After three students in Franklin schools committed suicide in less than two years, a newly formed committee wants to stop it from happening again.
Three students committed suicide in the last 18 months, said Deb Brown-Nally, Franklin’s executive director of curriculum and instruction.
Brown-Nally is a member of a new mental health committee, which is working to find solutions for students with a growing need for mental health services.
In mid-December, students at the middle and high schools were asked to take an 11-question survey, which asked them what mental health issues they and their peers are affected by, the causes of those issues and where they can find support, or wish they could find support, in times of need.
“It’s important for the community to know we have kids right here feeling hopeless and defeated to the point of them talking about and committing suicide," Brown-Nally said.
For the survey, the group looked to similar questionnaires given to students in Hamilton Southeastern and Noblesville schools, Brown-Nally said. The survey is geared toward middle and high school students because, although elementary school students may have similar issues, they might not be able to identify them yet.
The number of students who have said they are harming themselves, or are tempted to, is alarming, she said.
“We’re seeing an increase in anxiety (and) depression, and that would probably be at the secondary level,” Brown-Nally said. “There’s an increase in the number of self-harm and suicidal ideation reports made to the Department of Child Services.”

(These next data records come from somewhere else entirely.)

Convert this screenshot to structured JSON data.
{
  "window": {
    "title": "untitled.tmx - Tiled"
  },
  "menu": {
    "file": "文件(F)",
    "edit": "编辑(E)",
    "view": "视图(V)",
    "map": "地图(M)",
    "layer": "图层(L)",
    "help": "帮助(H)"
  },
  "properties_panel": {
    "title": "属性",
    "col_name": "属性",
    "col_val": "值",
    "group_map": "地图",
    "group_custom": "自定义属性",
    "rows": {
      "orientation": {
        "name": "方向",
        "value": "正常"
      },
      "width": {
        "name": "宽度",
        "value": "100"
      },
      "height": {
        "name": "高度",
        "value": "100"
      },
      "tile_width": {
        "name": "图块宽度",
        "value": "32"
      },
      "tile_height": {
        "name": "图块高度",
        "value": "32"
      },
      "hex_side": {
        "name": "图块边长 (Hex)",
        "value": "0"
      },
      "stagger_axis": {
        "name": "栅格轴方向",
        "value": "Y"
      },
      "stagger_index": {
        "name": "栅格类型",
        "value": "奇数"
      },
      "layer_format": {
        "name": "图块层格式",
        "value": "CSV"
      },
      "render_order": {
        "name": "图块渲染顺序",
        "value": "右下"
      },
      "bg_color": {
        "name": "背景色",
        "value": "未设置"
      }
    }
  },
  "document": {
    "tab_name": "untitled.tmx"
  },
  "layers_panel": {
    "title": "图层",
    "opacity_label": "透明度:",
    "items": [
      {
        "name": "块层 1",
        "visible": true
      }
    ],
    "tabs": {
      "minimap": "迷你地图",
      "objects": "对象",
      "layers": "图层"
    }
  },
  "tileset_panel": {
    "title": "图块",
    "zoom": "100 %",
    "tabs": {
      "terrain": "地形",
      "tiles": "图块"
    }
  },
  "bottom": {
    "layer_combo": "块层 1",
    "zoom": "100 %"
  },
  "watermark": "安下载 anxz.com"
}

Brown-Nally expects survey results to mirror this increase, and with that information, she hopes the district will provide students with additional social workers and mental health specialists, as well as more external resources for those who require the most help, she said.
But a lot of those external resources only help families that qualify for Medicaid, a gap school officials are continuously trying to fill, Brown-Nally said.
A recent suicide prompted school officials to form the mental health committee, she said.
The committee, which consists of Brown-Nally, Jeff Sewell, director of safety and operations, three Franklin counselors, an administrator and an Adult and Child social worker, was formed at the start of the school year.
James Storms, a counselor at Custer Baker Intermediate School, also serves on the committee. Previously, he was a counselor at Eskenazi Health in Indianapolis where he saw patients with a variety of mental illnesses.
“I’ve dealt with a lot of individuals struggling with several mental health diagnoses: bipolar, schizophrenia, mood and personal disorders and addiction,” Storms said. “We’d like to have something implemented in Franklin schools that better targets the demographic of students and families struggling with mental health problems.”
When families struggle with addiction and mental health issues, those conundrums also negatively affect students, something that is measured by the ACE (Adverse Childhood Experiences) quiz, Storms said. The higher a student scores on the quiz, the more likely they are to develop mental health issues of their own. While it’s still possible for mental health issues to affect children not affected by a rough home life, the quiz demonstrates the complexity of factors leading to a mental health crisis.
“We do need additional help with mental health,” Storms said.
“We want to create socially and academically healthy students and help them deal with the more challenging things in life and take more preventative steps to support that.”